There has been a grocery store on Forest Avenue off Playland Parkway for as long as I can remember. Growing up, it was Butler Brothers.
By Mark Keegan
There has been a grocery store on Forest Avenue off Playland Parkway for as long as I can remember. Growing up, it was Butler Brothers. More recently, it’s been Playland Market. Butler Brothers was one of a small chain of three stores owned by the Butler family formerly of Rye.
Butler’s would deliver groceries in a box to our doorstep after my mother phoned an order in. Mom was particularly keen on the meats, as they had a butcher on staff.
Like many families in the neighborhood we had a house account. I was often in trouble when the bill came each month for charging ‘non- essential’ items. Suzy Q’s and RC Cola were staples of my diet back then and I have the fillings to prove it.
While in ninth grade, in 1980, I decided to get a job and naturally found myself at Butler Brothers. I worked the night shift from five o’clock until closing. Neil, the night manager, was a great first boss. He was somehow able to teach an earnest but clueless young clerk how to work the register, make sandwiches, stock shelves, and do all of the other tasks that needed doing.
The setup at Butler Brothers was similar to Playland Market’s today. There were aisles of groceries like today; sandwiches were made where the coffee is now. The rear corner of the store was for the butcher and there was a large walk-in freezer for the meats. I swept and mopped those same floors every night hundreds of times. I’m still a wiz with the mop, although my wife would never know it.
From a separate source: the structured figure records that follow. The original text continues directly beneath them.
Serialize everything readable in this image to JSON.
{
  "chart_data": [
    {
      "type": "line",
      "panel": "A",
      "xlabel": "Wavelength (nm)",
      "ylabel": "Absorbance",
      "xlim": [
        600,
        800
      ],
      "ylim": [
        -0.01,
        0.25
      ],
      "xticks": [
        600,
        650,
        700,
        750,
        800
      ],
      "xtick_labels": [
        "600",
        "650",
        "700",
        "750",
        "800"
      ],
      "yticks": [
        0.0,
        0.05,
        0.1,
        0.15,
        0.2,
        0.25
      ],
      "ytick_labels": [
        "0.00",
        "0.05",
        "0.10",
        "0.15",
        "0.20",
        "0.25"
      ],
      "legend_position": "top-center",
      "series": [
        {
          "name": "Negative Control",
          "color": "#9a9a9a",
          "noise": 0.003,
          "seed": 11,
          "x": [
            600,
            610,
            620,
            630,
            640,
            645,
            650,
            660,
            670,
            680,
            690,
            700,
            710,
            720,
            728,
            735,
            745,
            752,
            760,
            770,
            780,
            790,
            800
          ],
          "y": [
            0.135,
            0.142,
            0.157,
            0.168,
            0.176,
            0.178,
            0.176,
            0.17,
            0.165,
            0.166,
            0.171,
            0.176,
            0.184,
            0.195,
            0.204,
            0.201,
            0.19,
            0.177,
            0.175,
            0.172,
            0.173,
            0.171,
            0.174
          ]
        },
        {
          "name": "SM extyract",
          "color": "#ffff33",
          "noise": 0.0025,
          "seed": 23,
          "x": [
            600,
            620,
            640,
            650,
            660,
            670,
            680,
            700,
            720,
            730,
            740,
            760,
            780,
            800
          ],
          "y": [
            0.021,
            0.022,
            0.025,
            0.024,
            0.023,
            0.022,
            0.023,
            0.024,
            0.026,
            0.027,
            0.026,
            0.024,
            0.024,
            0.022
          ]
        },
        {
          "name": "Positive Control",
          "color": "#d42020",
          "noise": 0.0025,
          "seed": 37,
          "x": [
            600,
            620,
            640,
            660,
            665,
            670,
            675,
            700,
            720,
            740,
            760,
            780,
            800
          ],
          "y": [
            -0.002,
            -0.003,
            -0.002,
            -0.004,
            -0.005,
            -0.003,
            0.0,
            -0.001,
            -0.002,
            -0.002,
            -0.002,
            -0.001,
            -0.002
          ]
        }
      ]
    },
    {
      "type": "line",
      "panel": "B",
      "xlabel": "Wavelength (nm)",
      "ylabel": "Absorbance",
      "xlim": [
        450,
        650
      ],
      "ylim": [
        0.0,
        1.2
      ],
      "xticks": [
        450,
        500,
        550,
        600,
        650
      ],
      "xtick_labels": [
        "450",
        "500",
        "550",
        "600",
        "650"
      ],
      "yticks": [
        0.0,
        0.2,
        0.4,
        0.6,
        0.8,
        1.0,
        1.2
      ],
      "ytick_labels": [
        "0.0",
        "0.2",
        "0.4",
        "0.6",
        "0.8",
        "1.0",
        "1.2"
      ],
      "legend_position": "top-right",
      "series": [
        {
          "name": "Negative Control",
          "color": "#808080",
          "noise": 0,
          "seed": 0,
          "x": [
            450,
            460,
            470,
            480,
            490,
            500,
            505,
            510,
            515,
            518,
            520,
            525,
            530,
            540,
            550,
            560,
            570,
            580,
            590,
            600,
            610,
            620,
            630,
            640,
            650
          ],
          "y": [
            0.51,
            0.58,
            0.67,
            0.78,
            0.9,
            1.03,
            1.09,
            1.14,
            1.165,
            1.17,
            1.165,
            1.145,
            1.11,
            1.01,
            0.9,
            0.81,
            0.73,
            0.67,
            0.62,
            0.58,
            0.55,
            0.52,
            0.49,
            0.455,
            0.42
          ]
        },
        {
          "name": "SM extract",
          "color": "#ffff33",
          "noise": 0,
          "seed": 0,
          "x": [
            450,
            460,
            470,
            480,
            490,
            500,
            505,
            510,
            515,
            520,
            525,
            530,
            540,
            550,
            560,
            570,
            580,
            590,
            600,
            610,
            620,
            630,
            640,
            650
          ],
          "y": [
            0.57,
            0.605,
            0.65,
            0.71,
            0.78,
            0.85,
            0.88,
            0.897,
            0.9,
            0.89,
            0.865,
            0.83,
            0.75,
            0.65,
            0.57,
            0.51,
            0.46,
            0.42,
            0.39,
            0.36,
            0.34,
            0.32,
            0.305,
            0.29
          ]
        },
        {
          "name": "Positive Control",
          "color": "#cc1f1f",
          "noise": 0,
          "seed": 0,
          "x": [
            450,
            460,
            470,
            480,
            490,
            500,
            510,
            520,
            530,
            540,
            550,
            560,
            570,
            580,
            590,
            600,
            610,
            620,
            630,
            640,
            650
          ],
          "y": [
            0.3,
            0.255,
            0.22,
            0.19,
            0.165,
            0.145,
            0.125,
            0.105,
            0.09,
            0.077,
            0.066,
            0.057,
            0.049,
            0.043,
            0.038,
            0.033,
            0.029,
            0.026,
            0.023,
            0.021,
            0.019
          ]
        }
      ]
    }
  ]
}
Being a bit of a free spirit back then, I mostly traveled barefoot. I used to keep a pair of sneakers at the market so that when I showed up for work I had something to put on my feet.
I made pretty good money. Working about 20 hours a week, I was paid $3.10 an hour. That’s a lot of money in your pocket when you’re 15. You would think I would have taken better care of those hard-earned dollars, but I didn’t. I spent every dime, and quickly.
My friends and I used to hang out directly across the street from Butler Brothers on top of that industrial looking short structure that houses a lot of plumbing and valves and such (don’t ask me how I know that). Neil and I would lock up the store, then I would just step across the street (barefoot again) and meet up with 20 or friends. Most nights faded away in Rye Town Park as we each peeled off to our neighborhood homes.
As a sophomore, girls and hanging out became more important to me. That’s when I learned what “pink slip” meant. I came in one day to check the following week’s schedule and saw that I was not on it. Although I was a little surprised, I also learned the risk of putting your paycheck in the hands of others, which began an entrepreneur drive in me that is still going strong today.
Butler Brothers used to have a full-sized stand up phone booth out in front of the store. In the mother of all coincidences, that phone booth was destroyed in a raging fire the very night I was passed over on the schedule. I was riding by on my bike late at night with a girlfriend and we saw the blaze and accompanying armada of fire and police vehicles. It was some show. We watched for hours from our familiar perch across the street.
Apparently, an older group whom I was not associated with had gotten into a disagreement with a group from Harrison, rivals then as now. Their plan was to meet at Butler Brothers to work this out, but the Rye group was a no-show that night. Lacking a Twitter feed, and wanting the Rye group to know that they showed up, the Harrison group torched the phone booth.
The unfortunate proximity of the scheduling decision and phone booth fire made me persona non grata at Butler Brothers for a while. My buddy Neil eventually retired to Florida. He used to send postcards up to the store.
I’m happy to see that a grocery store still exists in that spot. I find Playland Market offers the same friendly service it did back when I was a kid. They have an amazing array of products in that small space and always seem to have what you need. I’ve dashed in last minute and found graham crackers for s’mores, ice, even antifreeze.
What they lack is a phone booth. I guess kids today just don’t need one.